Пожимая руку префекту Диего Алессандри, специальному представителю министерства внутренних дел, и позволяя ему заботливо закрыть дверь, он подумал именно об этих ангелах, извлекающих из своих труб звук вселенский и неслышный, как его Кит, обращенный к Богу ликующий гимн и одновременно сигнал сбора для мертвецов.
— Он… — таинственно намекнул префект Алессандри.
Воздухоплаватель? Начальник полиции? Сам Муссолини? Он, олицетворяющий собой государственное начало!
— Он, — Маньяни утвердительно кивнул, испытывая удовольствие от такого количества вопросов.
«Facere virorum est, loqui mulierum».
Он вздрогнул. Как всегда, когда невежество внезапно заставляло его почувствовать себя на краю пропасти.
— Одно дело — слова, другое — факты, — перевел префект. И добавил с иронией: — Подходящий момент, чтобы сказать об этом.
— Да, подходящий.
— Мы на вас рассчитывали.
В словах Маньяни тоже прозвучала ирония:
— А я, синьор префект, на что могу рассчитывать? Выражусь яснее: на виллу и поместье графа Нани, подрывного элемента, которого вы рано или поздно поставите к стенке, или на Сакка Сардовари?
— На будущее, которое влечет за собой эта вилла, — заявил префект. — И на будущее нашей нации.
Нерео увидел, как портфельчик переходит из его рук в руки собеседника, словно королевская шпага или золотой павлин. О, милые имена, милые юношеские воспоминания и места, даты: память сыграла свою шутку. Как в истории, так и в жизни человека, есть периоды, обреченные на полную завершенность.
Уверенным шагом он поднялся на амвон. Церемония пока шла великолепно.

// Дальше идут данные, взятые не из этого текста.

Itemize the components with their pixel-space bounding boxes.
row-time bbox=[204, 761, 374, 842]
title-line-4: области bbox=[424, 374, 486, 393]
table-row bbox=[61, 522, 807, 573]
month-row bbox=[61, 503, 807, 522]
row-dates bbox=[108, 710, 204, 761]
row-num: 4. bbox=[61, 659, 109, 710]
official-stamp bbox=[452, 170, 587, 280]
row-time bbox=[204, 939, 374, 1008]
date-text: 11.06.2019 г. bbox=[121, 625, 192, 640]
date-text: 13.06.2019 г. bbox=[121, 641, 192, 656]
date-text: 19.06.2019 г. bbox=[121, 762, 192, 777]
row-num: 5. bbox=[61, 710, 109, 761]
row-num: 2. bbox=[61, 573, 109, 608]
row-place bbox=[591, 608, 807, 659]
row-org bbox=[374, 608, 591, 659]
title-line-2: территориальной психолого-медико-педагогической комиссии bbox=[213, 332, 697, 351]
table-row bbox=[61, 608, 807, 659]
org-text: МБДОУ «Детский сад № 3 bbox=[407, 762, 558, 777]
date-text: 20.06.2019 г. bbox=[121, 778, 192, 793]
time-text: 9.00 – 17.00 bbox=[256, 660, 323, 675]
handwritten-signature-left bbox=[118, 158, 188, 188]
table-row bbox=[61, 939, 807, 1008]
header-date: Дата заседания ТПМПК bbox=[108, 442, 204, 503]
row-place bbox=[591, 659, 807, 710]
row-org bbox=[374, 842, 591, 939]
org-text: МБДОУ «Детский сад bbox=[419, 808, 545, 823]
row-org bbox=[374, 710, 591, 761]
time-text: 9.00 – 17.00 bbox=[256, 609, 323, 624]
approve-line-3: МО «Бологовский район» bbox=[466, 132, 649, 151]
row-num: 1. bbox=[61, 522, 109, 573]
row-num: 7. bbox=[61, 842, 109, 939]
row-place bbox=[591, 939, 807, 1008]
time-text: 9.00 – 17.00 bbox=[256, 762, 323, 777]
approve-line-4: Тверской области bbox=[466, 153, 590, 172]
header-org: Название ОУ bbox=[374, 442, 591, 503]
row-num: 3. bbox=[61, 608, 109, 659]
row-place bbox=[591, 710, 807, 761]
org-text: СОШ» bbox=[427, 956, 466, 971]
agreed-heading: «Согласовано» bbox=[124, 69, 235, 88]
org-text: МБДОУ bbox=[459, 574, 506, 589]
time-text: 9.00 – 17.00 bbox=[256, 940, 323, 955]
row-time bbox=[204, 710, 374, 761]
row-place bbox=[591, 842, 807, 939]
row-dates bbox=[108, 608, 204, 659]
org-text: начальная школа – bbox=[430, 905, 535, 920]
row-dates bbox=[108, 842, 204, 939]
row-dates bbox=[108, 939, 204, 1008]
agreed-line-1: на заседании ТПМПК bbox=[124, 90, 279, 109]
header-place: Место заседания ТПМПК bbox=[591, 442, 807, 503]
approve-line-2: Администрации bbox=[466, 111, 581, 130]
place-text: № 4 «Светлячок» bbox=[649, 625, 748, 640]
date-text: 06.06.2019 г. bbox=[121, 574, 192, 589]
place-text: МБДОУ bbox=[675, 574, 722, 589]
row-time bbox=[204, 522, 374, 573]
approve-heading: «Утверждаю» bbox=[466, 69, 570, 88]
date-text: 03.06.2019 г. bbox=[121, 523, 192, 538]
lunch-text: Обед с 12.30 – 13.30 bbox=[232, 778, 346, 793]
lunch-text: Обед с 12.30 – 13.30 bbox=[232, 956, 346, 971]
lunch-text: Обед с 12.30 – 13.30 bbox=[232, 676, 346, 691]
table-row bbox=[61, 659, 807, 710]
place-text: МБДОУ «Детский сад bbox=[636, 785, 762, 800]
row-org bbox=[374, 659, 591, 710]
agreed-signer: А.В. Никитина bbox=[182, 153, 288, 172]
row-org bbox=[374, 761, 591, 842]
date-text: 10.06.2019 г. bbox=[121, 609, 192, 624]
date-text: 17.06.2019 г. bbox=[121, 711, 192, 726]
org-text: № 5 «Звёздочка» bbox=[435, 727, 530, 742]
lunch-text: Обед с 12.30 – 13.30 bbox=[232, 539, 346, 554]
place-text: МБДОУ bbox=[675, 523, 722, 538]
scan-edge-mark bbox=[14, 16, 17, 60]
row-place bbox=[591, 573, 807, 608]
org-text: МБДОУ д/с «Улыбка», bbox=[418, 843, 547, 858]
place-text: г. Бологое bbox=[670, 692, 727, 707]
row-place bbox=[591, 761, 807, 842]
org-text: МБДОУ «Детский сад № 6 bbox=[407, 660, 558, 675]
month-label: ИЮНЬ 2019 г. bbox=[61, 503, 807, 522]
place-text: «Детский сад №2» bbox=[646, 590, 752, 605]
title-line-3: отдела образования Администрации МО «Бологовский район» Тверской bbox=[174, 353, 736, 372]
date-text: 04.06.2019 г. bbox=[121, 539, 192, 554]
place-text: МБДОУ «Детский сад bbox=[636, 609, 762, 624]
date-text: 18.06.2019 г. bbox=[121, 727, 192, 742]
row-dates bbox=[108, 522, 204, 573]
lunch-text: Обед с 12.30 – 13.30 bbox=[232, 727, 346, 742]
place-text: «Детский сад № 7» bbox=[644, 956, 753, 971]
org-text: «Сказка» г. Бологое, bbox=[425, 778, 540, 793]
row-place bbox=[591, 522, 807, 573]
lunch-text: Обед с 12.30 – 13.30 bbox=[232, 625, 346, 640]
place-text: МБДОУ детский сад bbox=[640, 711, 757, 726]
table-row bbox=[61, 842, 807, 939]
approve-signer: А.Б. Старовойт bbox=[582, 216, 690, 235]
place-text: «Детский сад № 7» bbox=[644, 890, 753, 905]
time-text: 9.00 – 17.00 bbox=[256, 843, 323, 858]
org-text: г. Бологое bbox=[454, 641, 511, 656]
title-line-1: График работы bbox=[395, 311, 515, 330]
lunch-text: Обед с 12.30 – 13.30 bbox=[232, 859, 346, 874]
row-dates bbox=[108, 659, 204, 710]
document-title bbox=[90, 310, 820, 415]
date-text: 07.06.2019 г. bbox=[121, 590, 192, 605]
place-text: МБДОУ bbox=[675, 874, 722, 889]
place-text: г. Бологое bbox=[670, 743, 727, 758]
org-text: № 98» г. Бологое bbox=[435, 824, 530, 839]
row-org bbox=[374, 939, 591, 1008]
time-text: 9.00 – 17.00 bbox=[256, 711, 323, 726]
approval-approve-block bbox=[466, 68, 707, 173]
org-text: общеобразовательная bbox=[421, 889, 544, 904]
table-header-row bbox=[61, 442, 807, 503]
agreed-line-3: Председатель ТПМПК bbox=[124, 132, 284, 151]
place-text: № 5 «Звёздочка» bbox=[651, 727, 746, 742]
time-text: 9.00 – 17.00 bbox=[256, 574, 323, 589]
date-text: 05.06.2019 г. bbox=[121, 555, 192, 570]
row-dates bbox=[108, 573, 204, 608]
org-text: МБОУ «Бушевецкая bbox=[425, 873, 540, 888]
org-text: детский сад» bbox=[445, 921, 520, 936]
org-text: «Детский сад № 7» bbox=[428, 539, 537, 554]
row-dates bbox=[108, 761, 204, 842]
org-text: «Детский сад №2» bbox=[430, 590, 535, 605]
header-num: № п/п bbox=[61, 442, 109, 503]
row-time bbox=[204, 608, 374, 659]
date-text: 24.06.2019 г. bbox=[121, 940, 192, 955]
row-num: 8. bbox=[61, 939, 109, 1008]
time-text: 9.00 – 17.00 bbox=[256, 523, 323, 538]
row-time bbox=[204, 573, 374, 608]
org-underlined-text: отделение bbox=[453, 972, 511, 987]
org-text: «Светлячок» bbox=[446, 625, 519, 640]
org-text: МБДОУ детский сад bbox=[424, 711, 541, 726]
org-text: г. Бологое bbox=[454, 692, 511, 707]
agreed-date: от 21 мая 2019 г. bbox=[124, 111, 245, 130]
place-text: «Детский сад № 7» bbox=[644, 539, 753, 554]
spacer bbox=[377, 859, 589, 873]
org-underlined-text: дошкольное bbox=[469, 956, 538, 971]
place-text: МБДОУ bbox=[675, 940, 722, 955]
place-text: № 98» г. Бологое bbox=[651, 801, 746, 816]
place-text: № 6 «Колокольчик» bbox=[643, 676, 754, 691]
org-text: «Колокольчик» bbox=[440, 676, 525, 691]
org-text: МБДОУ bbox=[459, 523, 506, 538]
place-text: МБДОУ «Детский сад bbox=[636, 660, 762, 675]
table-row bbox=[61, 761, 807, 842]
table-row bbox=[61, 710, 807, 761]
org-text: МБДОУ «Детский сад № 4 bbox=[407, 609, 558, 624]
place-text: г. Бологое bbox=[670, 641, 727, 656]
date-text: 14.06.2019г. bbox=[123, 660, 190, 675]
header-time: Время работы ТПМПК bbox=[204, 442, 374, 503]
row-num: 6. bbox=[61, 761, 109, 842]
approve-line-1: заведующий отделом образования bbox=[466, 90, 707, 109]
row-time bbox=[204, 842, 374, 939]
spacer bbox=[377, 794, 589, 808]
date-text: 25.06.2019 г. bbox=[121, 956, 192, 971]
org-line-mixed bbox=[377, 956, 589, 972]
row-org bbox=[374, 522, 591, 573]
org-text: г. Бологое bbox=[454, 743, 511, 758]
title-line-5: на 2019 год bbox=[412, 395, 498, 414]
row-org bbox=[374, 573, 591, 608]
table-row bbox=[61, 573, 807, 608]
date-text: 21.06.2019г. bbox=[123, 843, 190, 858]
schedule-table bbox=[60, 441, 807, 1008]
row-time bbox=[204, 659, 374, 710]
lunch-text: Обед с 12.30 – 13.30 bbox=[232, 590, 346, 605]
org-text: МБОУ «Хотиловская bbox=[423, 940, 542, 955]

Начав с Христа в абсиде, он обвел взглядом все аббатство; все сидели, объединенные перешептыванием, в той части, которая была, благодаря его усилиям, отделана заново. В задних рядах — агенты, выполняющие двойные обязанности: представлять и надзирать. Некоторые из них сдвигали на глаза шляпы или прикрывали лица платком, притворяясь, что вытирают пот, причем делали это скорее по привычке, чем из предосторожности. Содержатели борделей занимали центральные скамьи, в их поведении сквозило комичное стремление властвовать, и хотя они и сменили сардоническую усмешку на более приличествующее обстоятельствам выражение, выглядеть набожными им все равно не удавалось.
В первых рядах по обе стороны катафалка сидели женщины. Слева — подруги Зувноты, справа — девушки из государственных заведений, они с трудом помещались на бархатных подушках и глупо улыбались, сверкая под вуалями белоснежными зубами.
Представители женских комитетов размещались на хорах.
Гроб стоял на постаменте, накрытом траурным покрывалом и заваленном цветами. Марта Пеллегрини — с сарказмом подумал Маньяни — не могла даже мечтать о таких великолепных похоронах. В сущности, ей повезло, что ее повесили где-то на берегу.
Вглядываясь в выцветшие фрески, он задержал взгляд на Страшном Суде и сценах из Апокалипсиса: они напомнили ему о сделанном выборе. Та власть респектабельности, которой он решил сдаться без малейших сожалений, убежденный в том, что нет ничего хуже неопределенности, была похожа на идола, на едва различимый нимб, изображающий рай, высящийся над столпотворением Страшного Суда. В нем было требование примирить непримиримое; понять, что во Вселенной нет логики, а только гримасы, и эти гримасы есть хаос — отец порядка.